The pandemic has accustomed us to using philosophical vocabulary in day-to-day politics.

Immanuel Kant's categorical became the virological imperative.

The new Federal Minister of Health has now dared the famous step from Kant to Hegel, i.e. completing the course of German idealism, by quoting the latter in the Bundestag debate on compulsory vaccination on January 24 with the sentence that freedom is an understanding of necessity.

But is this statement even verifiable?
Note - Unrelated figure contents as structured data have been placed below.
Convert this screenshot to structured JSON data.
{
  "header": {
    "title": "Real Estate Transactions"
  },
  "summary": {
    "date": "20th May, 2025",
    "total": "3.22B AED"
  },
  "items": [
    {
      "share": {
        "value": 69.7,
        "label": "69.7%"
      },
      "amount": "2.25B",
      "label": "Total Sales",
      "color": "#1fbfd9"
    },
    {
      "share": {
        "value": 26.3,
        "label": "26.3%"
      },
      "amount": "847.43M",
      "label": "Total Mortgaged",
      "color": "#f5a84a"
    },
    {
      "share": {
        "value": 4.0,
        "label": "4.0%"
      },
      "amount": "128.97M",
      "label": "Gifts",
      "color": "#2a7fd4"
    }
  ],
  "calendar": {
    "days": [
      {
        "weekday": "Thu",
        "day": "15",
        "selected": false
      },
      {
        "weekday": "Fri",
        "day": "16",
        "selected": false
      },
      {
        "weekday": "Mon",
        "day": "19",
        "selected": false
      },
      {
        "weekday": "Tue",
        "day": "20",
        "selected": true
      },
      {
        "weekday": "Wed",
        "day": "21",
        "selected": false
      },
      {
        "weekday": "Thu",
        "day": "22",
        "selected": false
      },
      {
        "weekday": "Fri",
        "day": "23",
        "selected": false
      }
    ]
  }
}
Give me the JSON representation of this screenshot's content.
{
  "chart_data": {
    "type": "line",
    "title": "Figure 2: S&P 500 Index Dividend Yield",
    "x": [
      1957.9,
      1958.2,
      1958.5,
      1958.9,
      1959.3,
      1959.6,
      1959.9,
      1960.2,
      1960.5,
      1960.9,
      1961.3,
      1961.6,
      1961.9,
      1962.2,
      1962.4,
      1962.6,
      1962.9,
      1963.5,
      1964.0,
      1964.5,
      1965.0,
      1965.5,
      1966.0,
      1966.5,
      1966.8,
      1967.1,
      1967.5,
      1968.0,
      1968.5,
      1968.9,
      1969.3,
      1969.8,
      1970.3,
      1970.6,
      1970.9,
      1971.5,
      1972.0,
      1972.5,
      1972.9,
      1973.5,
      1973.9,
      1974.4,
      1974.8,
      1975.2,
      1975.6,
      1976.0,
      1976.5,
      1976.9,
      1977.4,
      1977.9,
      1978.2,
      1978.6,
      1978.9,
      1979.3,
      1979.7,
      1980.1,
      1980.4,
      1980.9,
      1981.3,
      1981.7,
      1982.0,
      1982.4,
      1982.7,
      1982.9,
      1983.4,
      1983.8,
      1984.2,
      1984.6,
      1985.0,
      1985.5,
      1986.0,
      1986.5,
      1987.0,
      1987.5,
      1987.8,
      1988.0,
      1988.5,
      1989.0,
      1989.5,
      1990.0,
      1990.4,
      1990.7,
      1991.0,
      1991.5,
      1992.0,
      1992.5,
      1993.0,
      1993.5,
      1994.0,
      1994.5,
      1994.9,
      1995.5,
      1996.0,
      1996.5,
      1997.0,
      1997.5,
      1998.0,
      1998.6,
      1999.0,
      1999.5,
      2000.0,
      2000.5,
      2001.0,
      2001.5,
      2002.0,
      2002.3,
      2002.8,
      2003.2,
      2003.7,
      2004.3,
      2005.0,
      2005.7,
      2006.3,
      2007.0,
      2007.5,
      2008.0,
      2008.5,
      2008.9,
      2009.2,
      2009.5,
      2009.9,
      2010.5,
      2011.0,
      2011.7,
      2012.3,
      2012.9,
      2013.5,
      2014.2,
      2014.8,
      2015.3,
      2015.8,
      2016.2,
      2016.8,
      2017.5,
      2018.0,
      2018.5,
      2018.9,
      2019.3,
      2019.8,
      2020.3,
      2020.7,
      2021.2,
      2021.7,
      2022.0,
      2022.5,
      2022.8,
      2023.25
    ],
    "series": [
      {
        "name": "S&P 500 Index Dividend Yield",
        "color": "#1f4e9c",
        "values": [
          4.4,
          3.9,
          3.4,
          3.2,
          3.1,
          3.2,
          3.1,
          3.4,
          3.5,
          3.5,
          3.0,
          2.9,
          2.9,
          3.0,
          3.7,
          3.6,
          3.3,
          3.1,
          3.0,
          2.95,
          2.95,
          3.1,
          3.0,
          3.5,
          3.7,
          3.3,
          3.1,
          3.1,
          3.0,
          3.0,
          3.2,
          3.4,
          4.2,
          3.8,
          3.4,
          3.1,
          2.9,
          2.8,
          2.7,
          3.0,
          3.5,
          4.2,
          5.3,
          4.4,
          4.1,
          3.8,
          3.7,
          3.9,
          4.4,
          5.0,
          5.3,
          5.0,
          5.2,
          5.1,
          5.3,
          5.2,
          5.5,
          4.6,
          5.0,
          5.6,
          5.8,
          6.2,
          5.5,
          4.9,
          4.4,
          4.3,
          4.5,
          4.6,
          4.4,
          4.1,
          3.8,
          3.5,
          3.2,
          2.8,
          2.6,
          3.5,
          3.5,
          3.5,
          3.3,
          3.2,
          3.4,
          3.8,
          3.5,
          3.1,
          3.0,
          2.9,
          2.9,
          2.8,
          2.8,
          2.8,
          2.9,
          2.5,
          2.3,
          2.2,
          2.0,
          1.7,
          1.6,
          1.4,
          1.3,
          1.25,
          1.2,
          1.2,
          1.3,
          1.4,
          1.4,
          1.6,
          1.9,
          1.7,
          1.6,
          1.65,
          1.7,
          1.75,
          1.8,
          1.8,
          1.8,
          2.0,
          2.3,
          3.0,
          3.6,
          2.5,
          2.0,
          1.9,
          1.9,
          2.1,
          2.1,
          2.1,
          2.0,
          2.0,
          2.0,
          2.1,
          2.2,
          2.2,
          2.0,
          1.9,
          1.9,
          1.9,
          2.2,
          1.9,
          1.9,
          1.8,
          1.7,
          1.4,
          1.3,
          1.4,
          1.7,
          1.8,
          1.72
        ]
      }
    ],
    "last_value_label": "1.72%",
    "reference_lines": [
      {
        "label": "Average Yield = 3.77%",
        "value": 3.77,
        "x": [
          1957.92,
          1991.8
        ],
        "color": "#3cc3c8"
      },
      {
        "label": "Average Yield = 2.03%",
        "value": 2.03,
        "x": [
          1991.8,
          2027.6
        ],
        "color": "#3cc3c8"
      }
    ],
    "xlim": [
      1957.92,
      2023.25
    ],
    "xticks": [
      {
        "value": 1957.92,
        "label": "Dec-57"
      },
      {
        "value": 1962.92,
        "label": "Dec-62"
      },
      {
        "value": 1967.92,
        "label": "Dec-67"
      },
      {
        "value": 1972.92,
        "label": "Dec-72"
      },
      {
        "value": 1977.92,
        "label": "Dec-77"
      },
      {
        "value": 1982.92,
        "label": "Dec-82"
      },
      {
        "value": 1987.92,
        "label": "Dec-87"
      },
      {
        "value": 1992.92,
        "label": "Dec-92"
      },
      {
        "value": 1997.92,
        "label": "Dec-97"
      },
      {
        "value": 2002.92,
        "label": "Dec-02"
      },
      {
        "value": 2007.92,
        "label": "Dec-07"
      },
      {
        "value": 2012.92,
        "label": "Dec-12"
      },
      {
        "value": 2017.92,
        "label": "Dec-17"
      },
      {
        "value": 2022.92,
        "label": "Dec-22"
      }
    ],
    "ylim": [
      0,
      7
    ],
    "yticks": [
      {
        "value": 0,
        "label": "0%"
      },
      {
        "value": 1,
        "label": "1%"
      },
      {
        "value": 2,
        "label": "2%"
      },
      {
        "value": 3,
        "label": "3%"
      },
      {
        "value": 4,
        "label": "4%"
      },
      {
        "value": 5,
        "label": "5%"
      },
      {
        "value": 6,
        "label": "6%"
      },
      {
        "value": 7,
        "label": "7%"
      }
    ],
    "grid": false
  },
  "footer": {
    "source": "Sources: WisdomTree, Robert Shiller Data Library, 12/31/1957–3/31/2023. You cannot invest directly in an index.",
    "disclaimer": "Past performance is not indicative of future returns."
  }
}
Jörg Phil Friedrich put forward the thesis in the daily newspaper "Die Welt" that the minister used "the wrong quotation from Hegel". This calls into question the accuracy in the application of scientific teachings to politics, for which Lauterbach stands as a health economist and epidemiologist like only Greta Thunberg and Christian Drosten.

In fact, the sentence, as Lauterbach has quoted it, is not to be found in Hegel but in Friedrich Engels.

In his “Anti-Duhring” he reflected on the relationship between man and nature: the world around us is ruled by causality, to which we as earthly beings should also submit.

For example, if we jump off the ground, we will land on it again after a short time - gravity cannot be overridden.

It is therefore necessary and limits our arbitrariness to that extent, unless we succeed in mobilizing other natural laws against it.

If, for example, we manage to use fluid mechanics to construct an aircraft that temporarily evades gravity through lift, we have broken the compulsion of nature by applying our knowledge.

This is how Engels arrived at his sentence.

He was concerned with the fact that mankind has freed itself from nature through nature over the course of history: “Freedom therefore consists in domination over ourselves and over external nature based on knowledge of the necessities of nature;

it is therefore necessarily a product of historical development.” Without a doubt, this is a variation of Hegel's position, whose philosophy is teleological, i.e. deals with goal-oriented processes, which in history becomes an imperative of development: Man must, like Engels has described, to fight out of the constraints of nature, to develop into a spirit and ultimately to emancipate it as well.

Freedom is more than arbitrary freedom

So Engels may have gotten the wrong wording, he hit the spirit of Hegel's thoughts pretty much exactly, which is why it is not entirely correct when Friedrich now claims: "Hegel never said that and didn't mean it either." Even on the main work, the " Science of logic”, anyone who wanted to defend Engels' interpretation of Hegel could claim that where the category of necessity is developed, freedom is also explicitly mentioned.